Migliaia di coltivatori diretti
hanno partecipato a Roma il 25 novembre 2003 alla manifestazione organizzata
dalla Conferenza italiana agricoltori per chiedere che la loro pensione di
vecchiaia di 402,12 euro al mese (per 13 mesi) venga
aumentata in quanto, come riferito da La
Stampa del 23 novembre 2003, l’importo è «al di sotto della stessa soglia di povertà fissata in 488 euro
mensili» (per 12 mesi).
Ancora una volta il problema
dell’integrazione delle pensioni a livello del minimo necessario per vivere viene presentato indipendentemente dai beni mobili ed
immobili di proprietà. Si tratta – com’è evidente – di una posizione non avente
nessuna giustificazione di natura sociale.
Non abbiamo dubbi di sorta sulla
necessità dell’erogazione di pensioni e delle eventuali integrazioni nei casi
in cui il loro importo sia insufficiente ad assicurare
condizioni accettabili di vita. Ma proprio per il
raggiungimento del suddetto obiettivo, tenuto conto che le risorse pubbliche
non sono illimitate, continuiamo a ritenere che gli aiuti socio-economici
debbano essere forniti esclusivamente alle persone ed ai nuclei familiari in
condizioni di bisogno.
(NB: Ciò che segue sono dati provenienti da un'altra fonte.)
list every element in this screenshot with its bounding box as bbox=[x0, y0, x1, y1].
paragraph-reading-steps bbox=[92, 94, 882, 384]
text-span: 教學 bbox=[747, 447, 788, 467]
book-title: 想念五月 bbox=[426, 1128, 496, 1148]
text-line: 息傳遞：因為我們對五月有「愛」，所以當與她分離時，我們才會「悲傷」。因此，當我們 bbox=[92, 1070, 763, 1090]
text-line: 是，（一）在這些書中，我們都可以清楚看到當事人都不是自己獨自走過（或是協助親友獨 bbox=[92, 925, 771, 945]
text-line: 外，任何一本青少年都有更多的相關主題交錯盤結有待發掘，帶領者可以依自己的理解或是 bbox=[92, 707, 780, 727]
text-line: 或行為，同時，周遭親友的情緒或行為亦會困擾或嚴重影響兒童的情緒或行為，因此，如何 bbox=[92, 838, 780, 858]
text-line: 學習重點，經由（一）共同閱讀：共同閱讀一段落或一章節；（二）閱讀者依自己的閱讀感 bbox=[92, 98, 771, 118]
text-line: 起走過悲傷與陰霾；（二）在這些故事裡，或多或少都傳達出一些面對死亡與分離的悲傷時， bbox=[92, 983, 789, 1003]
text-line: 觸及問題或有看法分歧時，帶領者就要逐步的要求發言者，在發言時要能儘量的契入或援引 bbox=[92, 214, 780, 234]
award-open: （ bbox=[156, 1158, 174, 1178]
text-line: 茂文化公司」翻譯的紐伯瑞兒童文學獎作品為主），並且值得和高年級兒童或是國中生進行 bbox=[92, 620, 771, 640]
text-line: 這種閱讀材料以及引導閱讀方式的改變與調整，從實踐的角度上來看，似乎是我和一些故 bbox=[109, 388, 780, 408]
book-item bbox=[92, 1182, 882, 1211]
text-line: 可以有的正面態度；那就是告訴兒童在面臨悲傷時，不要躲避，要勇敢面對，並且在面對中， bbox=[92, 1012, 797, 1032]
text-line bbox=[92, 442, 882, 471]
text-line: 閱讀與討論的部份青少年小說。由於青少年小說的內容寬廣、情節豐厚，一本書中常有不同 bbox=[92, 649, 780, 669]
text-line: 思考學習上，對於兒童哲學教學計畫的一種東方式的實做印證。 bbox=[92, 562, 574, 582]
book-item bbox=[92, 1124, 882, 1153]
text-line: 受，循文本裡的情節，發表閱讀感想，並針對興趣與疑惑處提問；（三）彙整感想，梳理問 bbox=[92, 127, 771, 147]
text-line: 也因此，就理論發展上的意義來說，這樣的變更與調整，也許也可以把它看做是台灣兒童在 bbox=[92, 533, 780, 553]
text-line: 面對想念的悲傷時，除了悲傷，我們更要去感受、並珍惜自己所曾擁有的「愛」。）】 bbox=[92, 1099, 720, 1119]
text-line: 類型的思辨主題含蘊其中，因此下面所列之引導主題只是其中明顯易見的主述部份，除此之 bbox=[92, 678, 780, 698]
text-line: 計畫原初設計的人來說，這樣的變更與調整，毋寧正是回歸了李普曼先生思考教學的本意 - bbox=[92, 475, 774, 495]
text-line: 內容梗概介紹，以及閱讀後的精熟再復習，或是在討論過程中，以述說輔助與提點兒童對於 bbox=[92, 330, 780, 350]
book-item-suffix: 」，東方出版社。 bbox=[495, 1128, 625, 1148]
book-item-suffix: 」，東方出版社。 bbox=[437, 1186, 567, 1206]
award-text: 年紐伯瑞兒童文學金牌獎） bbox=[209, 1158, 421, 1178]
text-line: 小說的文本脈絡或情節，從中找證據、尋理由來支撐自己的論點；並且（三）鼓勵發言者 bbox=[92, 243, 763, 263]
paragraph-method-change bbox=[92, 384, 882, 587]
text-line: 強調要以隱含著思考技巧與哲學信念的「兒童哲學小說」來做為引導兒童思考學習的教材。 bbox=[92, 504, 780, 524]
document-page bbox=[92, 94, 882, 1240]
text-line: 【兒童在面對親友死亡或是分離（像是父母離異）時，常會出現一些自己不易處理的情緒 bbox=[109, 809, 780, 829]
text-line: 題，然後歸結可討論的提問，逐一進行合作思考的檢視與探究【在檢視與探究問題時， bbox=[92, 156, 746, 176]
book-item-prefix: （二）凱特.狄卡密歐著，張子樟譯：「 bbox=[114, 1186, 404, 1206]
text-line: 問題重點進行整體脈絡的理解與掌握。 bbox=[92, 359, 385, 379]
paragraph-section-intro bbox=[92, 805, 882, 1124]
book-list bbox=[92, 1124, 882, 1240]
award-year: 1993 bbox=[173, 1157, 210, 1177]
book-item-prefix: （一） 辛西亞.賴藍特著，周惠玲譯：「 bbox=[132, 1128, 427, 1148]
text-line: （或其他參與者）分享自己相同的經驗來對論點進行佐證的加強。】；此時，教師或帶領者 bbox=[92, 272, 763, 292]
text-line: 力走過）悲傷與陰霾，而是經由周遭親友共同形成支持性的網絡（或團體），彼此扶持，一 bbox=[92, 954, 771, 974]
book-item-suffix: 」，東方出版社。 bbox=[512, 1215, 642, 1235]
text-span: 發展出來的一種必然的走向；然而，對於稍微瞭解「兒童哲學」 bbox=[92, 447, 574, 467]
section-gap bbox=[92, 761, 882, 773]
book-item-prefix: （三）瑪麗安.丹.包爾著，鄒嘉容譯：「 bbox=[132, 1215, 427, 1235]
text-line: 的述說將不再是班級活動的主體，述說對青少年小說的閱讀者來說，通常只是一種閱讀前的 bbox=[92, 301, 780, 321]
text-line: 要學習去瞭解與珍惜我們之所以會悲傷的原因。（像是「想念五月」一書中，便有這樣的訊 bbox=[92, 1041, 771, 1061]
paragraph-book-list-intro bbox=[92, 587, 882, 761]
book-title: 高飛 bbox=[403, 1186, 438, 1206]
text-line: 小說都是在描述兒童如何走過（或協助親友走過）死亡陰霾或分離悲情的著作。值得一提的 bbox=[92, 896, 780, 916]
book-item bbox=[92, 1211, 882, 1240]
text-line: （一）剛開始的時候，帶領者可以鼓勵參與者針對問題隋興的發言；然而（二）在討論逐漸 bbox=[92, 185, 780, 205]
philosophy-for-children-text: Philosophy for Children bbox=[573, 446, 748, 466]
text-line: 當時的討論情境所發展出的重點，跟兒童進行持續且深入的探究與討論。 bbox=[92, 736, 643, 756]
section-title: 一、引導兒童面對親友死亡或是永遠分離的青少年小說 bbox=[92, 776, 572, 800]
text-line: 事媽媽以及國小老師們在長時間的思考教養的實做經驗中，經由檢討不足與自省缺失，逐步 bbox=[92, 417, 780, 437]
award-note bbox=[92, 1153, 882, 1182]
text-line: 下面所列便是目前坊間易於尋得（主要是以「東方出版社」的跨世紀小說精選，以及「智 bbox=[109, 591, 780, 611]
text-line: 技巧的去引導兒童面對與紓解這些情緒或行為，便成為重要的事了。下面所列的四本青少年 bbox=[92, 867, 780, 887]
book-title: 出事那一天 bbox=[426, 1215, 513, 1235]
Per l’integrazione al minimo delle pensioni Inps, come abbiamo segnalato più volte su Prospettive assistenziali,
lo Stato spende oltre 22 miliardi di euro all’anno.
Ancora una volta, lo ripetiamo,
si tratta di una provvidenza giusta per coloro che non
dispongono di altre risorse; è, invece, profondamente sbagliato se i
sussidi vengono elargiti ai benestanti.
(1) Cfr. “I diritti negati:
l’inquietante manuale della Federazione Alzheimer Italia”, Prospettive assistenziali,
n. 130, 2000.
(2) Come più volte è stato riferito su questa rivista, le
dimissioni da ospedali e da case di cura convenzionate dei malati di Alzheimer
e degli altri soggetti colpiti da malattie invalidanti e da non autosufficienza
possono essere evitate con il semplice invio di due raccomandate con avviso di
ritorno indirizzate al Direttore generale dell’Asl
competente in base alla residenza della persona inferma e al Direttore
sanitario della struttura in cui è ricoverata.
(3) Cfr. C. Sessano,
“Un’esperienza innovativa in materia di soggetti con handicap gravissimo e di
malati di Alzheimer”, Ibidem, n. 138, 2002.